12. The recombinant protein of claim 9, wherein said antibody or antibody fragment thereof comprises a whole antibody, scFv, Fab ', F (ab') ₂ At least one of scFv-Fc, Triabody, Diabody, Minibody, Nanobodies, DARPins, or affibody.

13. A recombinant protein conjugate obtained by conjugating the recombinant protein of any one of claims 8 to 12 to two or more effector molecules.

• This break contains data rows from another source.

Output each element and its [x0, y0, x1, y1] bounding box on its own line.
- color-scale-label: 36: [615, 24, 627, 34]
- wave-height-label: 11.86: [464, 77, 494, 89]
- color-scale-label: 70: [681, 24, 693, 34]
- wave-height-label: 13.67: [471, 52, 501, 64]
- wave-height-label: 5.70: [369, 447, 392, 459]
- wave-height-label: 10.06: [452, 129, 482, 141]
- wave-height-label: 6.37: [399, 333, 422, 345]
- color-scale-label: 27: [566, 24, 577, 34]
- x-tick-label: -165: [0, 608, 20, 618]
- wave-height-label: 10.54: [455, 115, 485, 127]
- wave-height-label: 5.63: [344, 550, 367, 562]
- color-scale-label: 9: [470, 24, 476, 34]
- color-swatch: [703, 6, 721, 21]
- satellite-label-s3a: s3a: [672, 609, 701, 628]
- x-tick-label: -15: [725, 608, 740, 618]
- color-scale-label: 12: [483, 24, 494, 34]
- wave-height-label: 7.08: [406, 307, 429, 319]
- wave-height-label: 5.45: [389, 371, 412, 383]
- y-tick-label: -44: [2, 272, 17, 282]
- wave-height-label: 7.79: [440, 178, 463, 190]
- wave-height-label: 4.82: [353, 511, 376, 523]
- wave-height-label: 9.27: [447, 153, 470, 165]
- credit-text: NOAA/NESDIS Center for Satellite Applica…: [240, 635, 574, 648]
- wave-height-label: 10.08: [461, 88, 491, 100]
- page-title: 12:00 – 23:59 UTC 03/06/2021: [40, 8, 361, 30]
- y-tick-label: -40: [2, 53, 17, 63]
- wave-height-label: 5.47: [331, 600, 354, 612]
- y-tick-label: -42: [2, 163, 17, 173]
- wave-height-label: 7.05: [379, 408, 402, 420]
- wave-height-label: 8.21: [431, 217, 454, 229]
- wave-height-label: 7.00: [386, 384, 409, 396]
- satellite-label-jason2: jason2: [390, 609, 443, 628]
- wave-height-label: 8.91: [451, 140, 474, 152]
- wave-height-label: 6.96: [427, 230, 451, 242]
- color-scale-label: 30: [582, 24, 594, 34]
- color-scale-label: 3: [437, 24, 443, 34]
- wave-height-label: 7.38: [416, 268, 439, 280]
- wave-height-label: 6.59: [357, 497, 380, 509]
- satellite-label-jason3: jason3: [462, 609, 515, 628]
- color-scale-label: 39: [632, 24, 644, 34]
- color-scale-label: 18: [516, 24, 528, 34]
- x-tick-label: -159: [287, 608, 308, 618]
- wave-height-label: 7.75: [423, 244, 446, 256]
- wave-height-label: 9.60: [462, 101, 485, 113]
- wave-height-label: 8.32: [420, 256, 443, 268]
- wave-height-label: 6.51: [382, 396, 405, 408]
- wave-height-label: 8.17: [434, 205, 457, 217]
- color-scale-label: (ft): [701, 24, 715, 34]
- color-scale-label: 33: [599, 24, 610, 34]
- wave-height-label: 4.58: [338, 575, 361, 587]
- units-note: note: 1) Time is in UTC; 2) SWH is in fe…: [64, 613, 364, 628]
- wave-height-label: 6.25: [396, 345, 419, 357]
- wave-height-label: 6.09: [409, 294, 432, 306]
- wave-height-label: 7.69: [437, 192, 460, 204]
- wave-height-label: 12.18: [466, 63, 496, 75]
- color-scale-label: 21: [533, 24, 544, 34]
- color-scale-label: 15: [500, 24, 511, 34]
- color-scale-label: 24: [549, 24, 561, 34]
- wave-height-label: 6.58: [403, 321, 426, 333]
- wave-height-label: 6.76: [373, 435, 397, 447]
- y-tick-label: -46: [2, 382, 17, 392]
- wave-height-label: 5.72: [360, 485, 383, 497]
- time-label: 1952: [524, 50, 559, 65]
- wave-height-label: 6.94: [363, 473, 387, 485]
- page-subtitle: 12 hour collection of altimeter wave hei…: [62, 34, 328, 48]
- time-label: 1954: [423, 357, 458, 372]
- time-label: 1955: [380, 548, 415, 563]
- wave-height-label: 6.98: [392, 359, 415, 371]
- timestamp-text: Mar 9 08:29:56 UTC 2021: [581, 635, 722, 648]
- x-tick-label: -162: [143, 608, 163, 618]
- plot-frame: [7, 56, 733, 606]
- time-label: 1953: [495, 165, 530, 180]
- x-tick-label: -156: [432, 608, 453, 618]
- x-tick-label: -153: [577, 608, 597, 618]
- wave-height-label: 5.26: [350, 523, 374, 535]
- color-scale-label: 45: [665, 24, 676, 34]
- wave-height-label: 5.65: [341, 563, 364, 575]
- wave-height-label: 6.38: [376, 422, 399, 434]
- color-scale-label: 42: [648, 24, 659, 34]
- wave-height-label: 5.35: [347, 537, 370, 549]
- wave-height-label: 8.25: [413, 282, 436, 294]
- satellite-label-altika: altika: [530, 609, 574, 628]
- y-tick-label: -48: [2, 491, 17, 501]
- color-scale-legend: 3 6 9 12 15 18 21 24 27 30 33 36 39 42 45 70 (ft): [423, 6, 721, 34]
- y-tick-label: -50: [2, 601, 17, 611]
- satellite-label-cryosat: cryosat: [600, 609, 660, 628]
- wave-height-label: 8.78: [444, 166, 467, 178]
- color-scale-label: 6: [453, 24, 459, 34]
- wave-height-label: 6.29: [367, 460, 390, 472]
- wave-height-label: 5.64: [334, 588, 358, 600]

14. The conjugate of claim 13, wherein the effector molecule is selected from at least two of a fluorophore, a nuclide, polyethylene glycol, a small molecule chemical drug, a polypeptide, a protein, an enzyme, a nucleic acid;

the label includes a fluorophore and/or a nuclide.

15. Use of a recombinant protein according to any one of claims 8 to 12 or a recombinant protein conjugate according to claim 13 or 14 for cellular imaging and/or diagnostic imaging of disease.

16. Use of the recombinant protein according to any one of claims 8 to 12 or the recombinant protein conjugate according to claim 13 or 14 for the preparation of a medicament for treating tumors and/or preventing tumor recurrence, or for the preparation of a tumor detection reagent.

17. A composition comprising the recombinant protein of any one of claims 8 to 12 or the recombinant protein conjugate of claim 13 or 14.